Les organisations juives américaines rejettent la comparaison. Dans un communiqué, l’ADL a déclaré que Carlson a cité ses documents « hors contexte » et a qualifié son affirmation de « tentative de détourner l’attention de sa promotion d’une théorie de conspiration suprématiste blanche qui est ancrée dans l’antisémitisme et le racisme ».
« L’utilisation d’Israël et du peuple juif pour donner une couverture à cette théorie suprémaciste blanche est assez inquiétante », indique le communiqué. « Cela n’a rien à voir avec la ‘théorie du grand remplacement’, une idéologie toxique et extrême qui a conduit à des attaques violentes dans le pays et à l’étranger. »

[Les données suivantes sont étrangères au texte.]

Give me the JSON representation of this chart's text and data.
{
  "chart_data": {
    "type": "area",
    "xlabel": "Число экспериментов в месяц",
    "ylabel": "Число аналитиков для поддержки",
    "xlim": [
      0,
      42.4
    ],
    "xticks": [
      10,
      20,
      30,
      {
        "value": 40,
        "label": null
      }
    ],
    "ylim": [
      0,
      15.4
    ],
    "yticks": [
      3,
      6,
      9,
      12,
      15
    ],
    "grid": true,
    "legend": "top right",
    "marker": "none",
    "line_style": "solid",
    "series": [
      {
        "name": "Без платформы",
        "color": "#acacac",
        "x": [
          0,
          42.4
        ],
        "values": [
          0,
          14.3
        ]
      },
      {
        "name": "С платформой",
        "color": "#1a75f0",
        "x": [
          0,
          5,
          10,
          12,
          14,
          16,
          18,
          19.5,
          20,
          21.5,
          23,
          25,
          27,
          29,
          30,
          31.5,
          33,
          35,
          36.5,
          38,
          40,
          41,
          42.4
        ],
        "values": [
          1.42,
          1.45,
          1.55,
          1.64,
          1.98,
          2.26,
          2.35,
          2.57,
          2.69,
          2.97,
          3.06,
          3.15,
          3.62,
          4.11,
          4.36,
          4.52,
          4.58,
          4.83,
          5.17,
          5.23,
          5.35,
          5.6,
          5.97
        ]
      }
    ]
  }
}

Carlson n’a pas répondu à une sollicitation de JTA lui demandant s’il voit une distinction entre sa déclaration et celles des suprémacistes blancs.
Mais il n’est pas le seul à noter une contradiction perçue dans le travail de l’ADL. Ces dernières années, des groupes gauchistes ont également critiqué ce qu’ils considèrent comme un décalage entre les valeurs de l’ADL dans leur pays et sa défense d’Israël. Toutefois, à la différence des suprémacistes blancs, ils souhaitent que l’ADL soit plus critique à l’égard de la politique israélienne, et non plus conservatrice aux États-Unis, et ne prétendent pas voir la preuve d’une infâme conspiration juive. Mercredi, le chroniqueur juif de gauche Peter Beinart a tweeté que la contradiction soulevée par Carlson rendait l’ADL vulnérable aux critiques.

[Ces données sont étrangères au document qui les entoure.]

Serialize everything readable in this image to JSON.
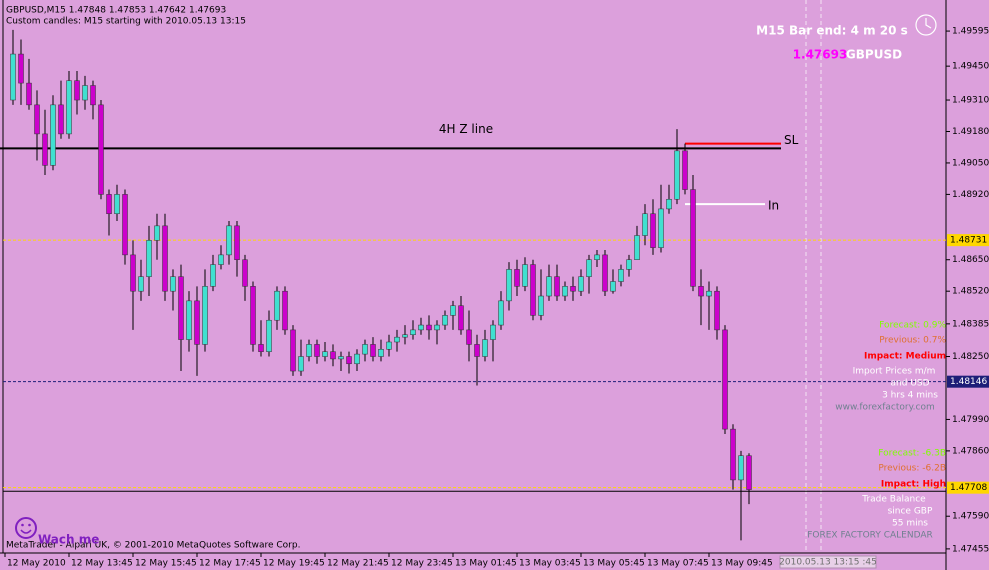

« C’est le problème d’être une organisation anti-sectaire aux États-Unis mais de s’opposer à l’égalité pour les Palestiniens », a tweeté Beinart. « Vous avez une mâchoire de verre. Comme je l’ai écrit il y a quelque temps, les nationalistes blancs comme Carlson considèrent le système de privilèges ethniques d’Israël comme un modèle pour les États-Unis. »

Les défenseurs d’Israël disent qu’il y a une raison de différencier les politiques d’immigration en Israël et aux États-Unis. Ils notent que le système d’immigration israélien privilégie les Juifs, en leur offrant la citoyenneté automatique, parce qu’Israël a été fondé en partie comme un refuge pour les Juifs après des siècles de persécution mortelle. En revanche, les États-Unis ont été fondés, en théorie, sur la promesse de l’égalité pour tous. Et contrairement aux Juifs qui ont fondé Israël, les Blancs d’Amérique ne constituent pas une minorité persécutée.

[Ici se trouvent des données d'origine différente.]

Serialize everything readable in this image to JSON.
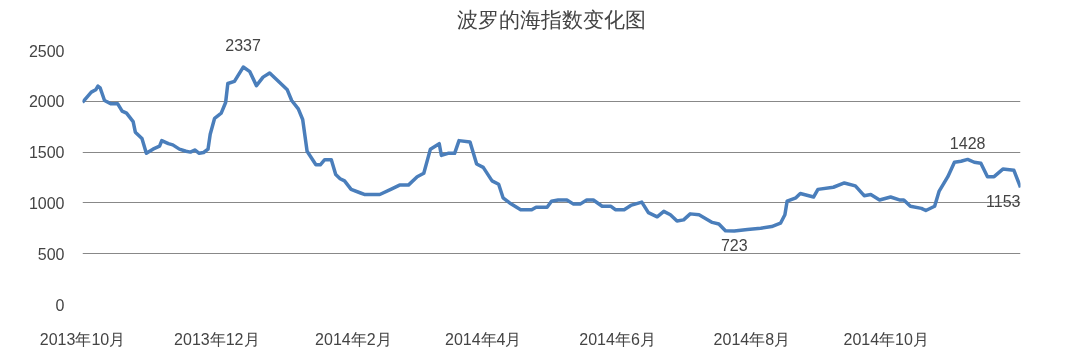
{
  "chart_data": {
    "type": "line",
    "title": "波罗的海指数变化图",
    "x": [
      "2013-10-01",
      "2013-10-05",
      "2013-10-07",
      "2013-10-08",
      "2013-10-09",
      "2013-10-11",
      "2013-10-14",
      "2013-10-17",
      "2013-10-19",
      "2013-10-21",
      "2013-10-24",
      "2013-10-25",
      "2013-10-28",
      "2013-10-30",
      "2013-11-02",
      "2013-11-05",
      "2013-11-06",
      "2013-11-09",
      "2013-11-11",
      "2013-11-14",
      "2013-11-17",
      "2013-11-19",
      "2013-11-21",
      "2013-11-23",
      "2013-11-25",
      "2013-11-27",
      "2013-11-28",
      "2013-11-30",
      "2013-12-03",
      "2013-12-05",
      "2013-12-06",
      "2013-12-09",
      "2013-12-13",
      "2013-12-16",
      "2013-12-19",
      "2013-12-22",
      "2013-12-25",
      "2013-12-28",
      "2014-01-02",
      "2014-01-04",
      "2014-01-07",
      "2014-01-09",
      "2014-01-11",
      "2014-01-15",
      "2014-01-17",
      "2014-01-19",
      "2014-01-22",
      "2014-01-24",
      "2014-01-26",
      "2014-01-28",
      "2014-01-31",
      "2014-02-04",
      "2014-02-06",
      "2014-02-13",
      "2014-02-18",
      "2014-02-22",
      "2014-02-26",
      "2014-03-02",
      "2014-03-05",
      "2014-03-08",
      "2014-03-12",
      "2014-03-13",
      "2014-03-16",
      "2014-03-19",
      "2014-03-21",
      "2014-03-26",
      "2014-03-29",
      "2014-04-01",
      "2014-04-05",
      "2014-04-08",
      "2014-04-10",
      "2014-04-13",
      "2014-04-18",
      "2014-04-23",
      "2014-04-25",
      "2014-04-30",
      "2014-05-02",
      "2014-05-05",
      "2014-05-09",
      "2014-05-12",
      "2014-05-15",
      "2014-05-18",
      "2014-05-21",
      "2014-05-25",
      "2014-05-29",
      "2014-05-31",
      "2014-06-04",
      "2014-06-07",
      "2014-06-12",
      "2014-06-15",
      "2014-06-19",
      "2014-06-22",
      "2014-06-25",
      "2014-06-28",
      "2014-07-01",
      "2014-07-04",
      "2014-07-08",
      "2014-07-14",
      "2014-07-17",
      "2014-07-20",
      "2014-07-24",
      "2014-07-30",
      "2014-08-05",
      "2014-08-10",
      "2014-08-14",
      "2014-08-16",
      "2014-08-17",
      "2014-08-21",
      "2014-08-23",
      "2014-08-29",
      "2014-08-31",
      "2014-09-07",
      "2014-09-12",
      "2014-09-17",
      "2014-09-21",
      "2014-09-24",
      "2014-09-28",
      "2014-10-03",
      "2014-10-07",
      "2014-10-09",
      "2014-10-12",
      "2014-10-17",
      "2014-10-19",
      "2014-10-23",
      "2014-10-25",
      "2014-10-29",
      "2014-11-01",
      "2014-11-04",
      "2014-11-07",
      "2014-11-10",
      "2014-11-13",
      "2014-11-16",
      "2014-11-19",
      "2014-11-23",
      "2014-11-28",
      "2014-12-01"
    ],
    "series": [
      {
        "color": "#4a7ebb",
        "values": [
          1990,
          2090,
          2113,
          2150,
          2133,
          2008,
          1975,
          1975,
          1904,
          1883,
          1800,
          1696,
          1633,
          1488,
          1529,
          1558,
          1613,
          1583,
          1571,
          1529,
          1508,
          1500,
          1521,
          1488,
          1496,
          1529,
          1675,
          1833,
          1883,
          1988,
          2175,
          2196,
          2337,
          2292,
          2154,
          2238,
          2279,
          2217,
          2113,
          2008,
          1925,
          1821,
          1508,
          1375,
          1375,
          1425,
          1425,
          1279,
          1238,
          1217,
          1133,
          1100,
          1083,
          1083,
          1133,
          1175,
          1175,
          1258,
          1292,
          1529,
          1583,
          1467,
          1488,
          1488,
          1613,
          1600,
          1383,
          1350,
          1217,
          1183,
          1050,
          1000,
          933,
          933,
          958,
          958,
          1017,
          1029,
          1029,
          988,
          988,
          1029,
          1029,
          967,
          967,
          933,
          933,
          975,
          1008,
          904,
          863,
          917,
          883,
          821,
          833,
          892,
          883,
          808,
          792,
          725,
          723,
          738,
          750,
          767,
          800,
          883,
          1017,
          1050,
          1092,
          1058,
          1133,
          1154,
          1196,
          1167,
          1071,
          1083,
          1029,
          1058,
          1029,
          1029,
          967,
          946,
          925,
          967,
          1113,
          1258,
          1400,
          1410,
          1428,
          1400,
          1390,
          1258,
          1258,
          1333,
          1321,
          1153
        ]
      }
    ],
    "xlim": [
      "2013-10-01",
      "2014-12-01"
    ],
    "xticks": [
      {
        "value": "2013-10-01",
        "label": "2013年10月"
      },
      {
        "value": "2013-12-01",
        "label": "2013年12月"
      },
      {
        "value": "2014-02-01",
        "label": "2014年2月"
      },
      {
        "value": "2014-04-01",
        "label": "2014年4月"
      },
      {
        "value": "2014-06-01",
        "label": "2014年6月"
      },
      {
        "value": "2014-08-01",
        "label": "2014年8月"
      },
      {
        "value": "2014-10-01",
        "label": "2014年10月"
      }
    ],
    "ylim": [
      0,
      2500
    ],
    "yticks": [
      0,
      500,
      1000,
      1500,
      2000,
      2500
    ],
    "grid": "y",
    "legend": false,
    "marker": "none",
    "line_style": "solid",
    "annotations": [
      {
        "text": "2337",
        "x": "2013-12-13",
        "y": 2337
      },
      {
        "text": "723",
        "x": "2014-07-24",
        "y": 723
      },
      {
        "text": "1428",
        "x": "2014-11-07",
        "y": 1428
      },
      {
        "text": "1153",
        "x": "2014-12-01",
        "y": 1153
      }
    ]
  }
}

En Israël, les Israéliens non juifs bénéficient de l’égalité individuelle devant la loi. Un Arabe israélien siège à la Cour suprême et, suite aux dernières élections en Israël, un parti islamiste peut faire office de faiseur de roi.
« Tucker a tort parce que l’ADL qui s’oppose au ‘droit au retour’ [palestinien] vise à préserver un refuge unique et fonctionnel pour un peuple opprimé », a tweeté Gilead Ini, analyste principal de recherche pour l’organisme de surveillance des médias pro-israéliens de droite CAMERA. Dans un autre tweet, il a écrit : « Tucker comprend sûrement la différence entre ce qui est décrit ci-dessus et la situation, disons, des Américains d’origine anglaise. »
La politique d’immigration d’Israël a cependant entraîné une immigration massive de Juifs du monde entier. Des vagues de Juifs du Moyen-Orient, d’Afrique du Nord, d’Éthiopie et de l’ancienne Union soviétique se sont installées en Israël au cours des sept décennies qui ont suivi sa fondation. Mais contrairement aux États-Unis, où Carlson affirme que l’immigration profite à la gauche, ces groupes d’immigrants israéliens soutiennent en grande partie la droite politique.